Some months flew by; others crawled. (And now? The UK is virtually grinding to a halt and we’re down to our last six loo rolls. Not words I ever thought I’d type, it must be said.) I’ve spent some lovely evenings with work friends, including a delicious (and very reasonably priced) meal at Cookhouse Joe. I followed that particular meal up with a detour to Carnaby Street: their Christmas lights installation, a collaboration with Project Zero, was something else. Closer to home, Laurence and I (finally) went for food at The Blue Ball in Grantchester, saw the Fitzwilliam Museum’s Feast and Fast exhibition, and returned to the ADC Theatre for Footlights Spring Revue 2020: Crossed Wires.
Seeing Bombay Bicycle Club Live
Although Cambridge isn’t so very far from London, it’s far enough away that an event which wraps up around eleven would make for a very late night (or early morning, depending on which train you make . . .). Luckily for us, Bombay Bicycle Club’s latest tour kicked off at Cambridge Corn Exchange. Liz Lawrence opened the evening; her set was followed by one from The Big Moon. And then: a solid hour and forty minutes of catchy tunes from Bombay Bicycle Club. (Between them, ‘Is It Real’ and ‘Everything Else Has Gone Wrong’ sum up a lot of the past few months.) Hopefully it won’t be another four years before I listen to live music again!
What a cracking game. One of my lovely work pals left a month ago, so for our last lunch together we all decamped to a room with a view (a novelty for us, since most lunchtimes are spent in the bowels of the earth). Food consumed, out came Dobble (the Harry Potter version, no less). What a game! I felt as though I’d been living under a rock for a decade, and promptly headed into town to buy it for myself that weekend.
Seeing King Tut’s Treasures
Tutankhamun: Treasures of the Golden Pharaoh at the Saatchi Gallery is quite possibly the first exhibition I’ve ever paid to see, and certainly the only time I’ve paid upwards of thirty quid to visit a museum. Worth it? Most definitely. Laurence, Abi and I spent over two hours working our way through the exhibition, and I absolutely loved seeing all the amulets, trinkets and treasures from King Tut’s tomb.
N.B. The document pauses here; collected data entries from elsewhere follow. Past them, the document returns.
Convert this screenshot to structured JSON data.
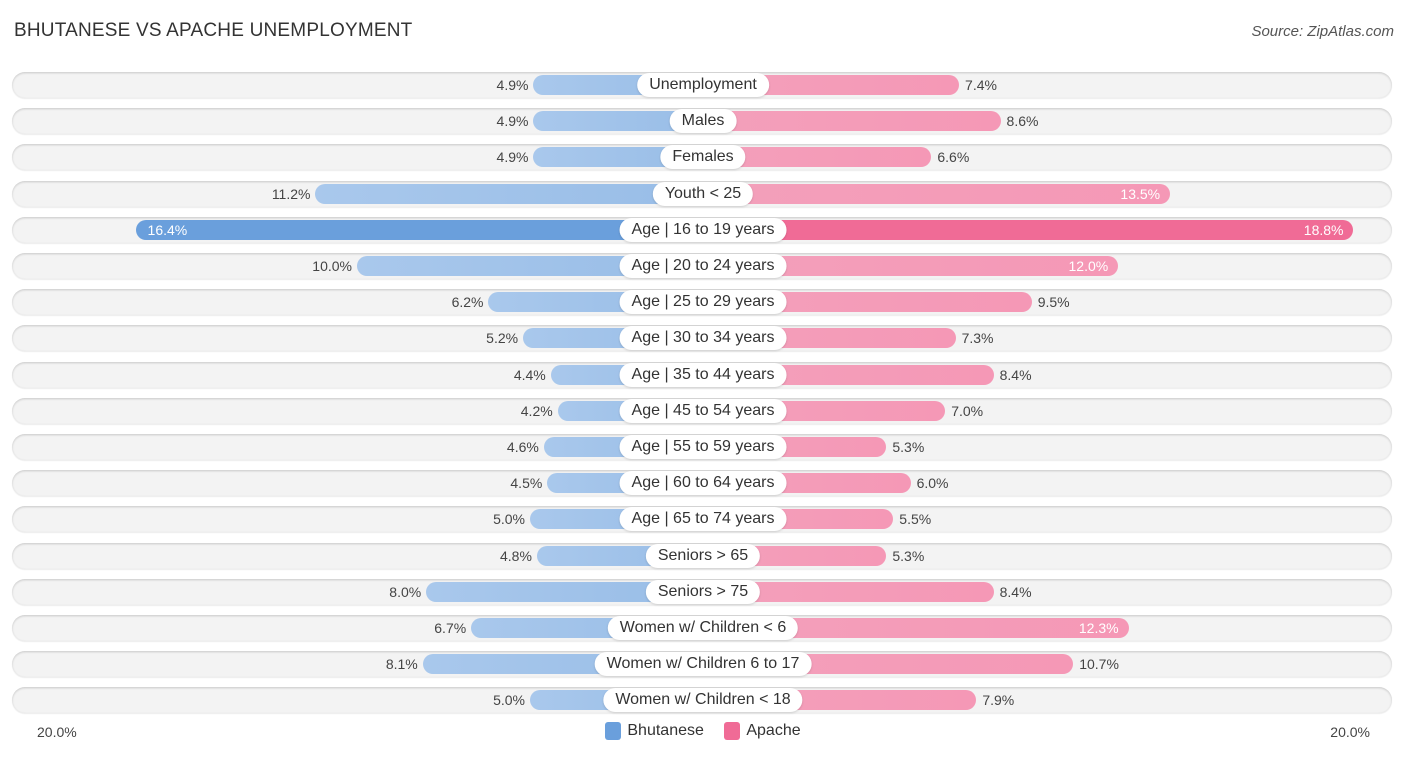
{
  "header": {
    "title": "BHUTANESE VS APACHE UNEMPLOYMENT",
    "source": "Source: ZipAtlas.com"
  },
  "colors": {
    "bhutanese": "#6a9fdc",
    "apache": "#f06b96"
  },
  "chart_data": {
    "type": "bar",
    "orientation": "horizontal-diverging",
    "title": "BHUTANESE VS APACHE UNEMPLOYMENT",
    "xlim": [
      -20,
      20
    ],
    "axis_labels": {
      "left": "20.0%",
      "right": "20.0%"
    },
    "legend": {
      "position": "bottom-center",
      "entries": [
        "Bhutanese",
        "Apache"
      ]
    },
    "categories": [
      "Unemployment",
      "Males",
      "Females",
      "Youth < 25",
      "Age | 16 to 19 years",
      "Age | 20 to 24 years",
      "Age | 25 to 29 years",
      "Age | 30 to 34 years",
      "Age | 35 to 44 years",
      "Age | 45 to 54 years",
      "Age | 55 to 59 years",
      "Age | 60 to 64 years",
      "Age | 65 to 74 years",
      "Seniors > 65",
      "Seniors > 75",
      "Women w/ Children < 6",
      "Women w/ Children 6 to 17",
      "Women w/ Children < 18"
    ],
    "series": [
      {
        "name": "Bhutanese",
        "values": [
          4.9,
          4.9,
          4.9,
          11.2,
          16.4,
          10.0,
          6.2,
          5.2,
          4.4,
          4.2,
          4.6,
          4.5,
          5.0,
          4.8,
          8.0,
          6.7,
          8.1,
          5.0
        ],
        "labels": [
          "4.9%",
          "4.9%",
          "4.9%",
          "11.2%",
          "16.4%",
          "10.0%",
          "6.2%",
          "5.2%",
          "4.4%",
          "4.2%",
          "4.6%",
          "4.5%",
          "5.0%",
          "4.8%",
          "8.0%",
          "6.7%",
          "8.1%",
          "5.0%"
        ]
      },
      {
        "name": "Apache",
        "values": [
          7.4,
          8.6,
          6.6,
          13.5,
          18.8,
          12.0,
          9.5,
          7.3,
          8.4,
          7.0,
          5.3,
          6.0,
          5.5,
          5.3,
          8.4,
          12.3,
          10.7,
          7.9
        ],
        "labels": [
          "7.4%",
          "8.6%",
          "6.6%",
          "13.5%",
          "18.8%",
          "12.0%",
          "9.5%",
          "7.3%",
          "8.4%",
          "7.0%",
          "5.3%",
          "6.0%",
          "5.5%",
          "5.3%",
          "8.4%",
          "12.3%",
          "10.7%",
          "7.9%"
        ]
      }
    ]
  }
}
Finishing Cambridge Half Marathon
Phew. Ouch. Yay. Those are the words that spring to mind. Phew, because it was beginning to look as though it might not go ahead. Ouch, because two of my toes are now purple and sore. Yay, because I did it (in 02:12:54). I couldn’t help but smile at the runners who were stopping for selfies with King’s College Chapel, or the lady FaceTiming a friend as she ran through the grounds. I’m not planning on doing another half marathon anytime soon, but crossing the finish line was quite something. As was the burger at Steak and Honour afterwards, with Laurence, Olivia and Ed.
Rewind to Storm Brendan. I’m out for a cheeky Nando’s with work friends when my phone pings. Laurence has sent me a video of our kitchen ceiling: there’s a leak. Drip. Drip. Drip. Jolly good. I drop our landlady an email. Several (mercifully fairly dry) weeks later, someone comes out to fix it. Turns out the roof on the extension hadn’t been properly sealed.
Six Months in Six Photos
Assuming the UK doesn’t go into lockdown, Laurence and I are tacking a couple of days onto the Easter bank holiday weekend – though we’ve not yet decided which national park to venture to. We’ve also got a few days off in late May, which are earmarked for the Cairngorms.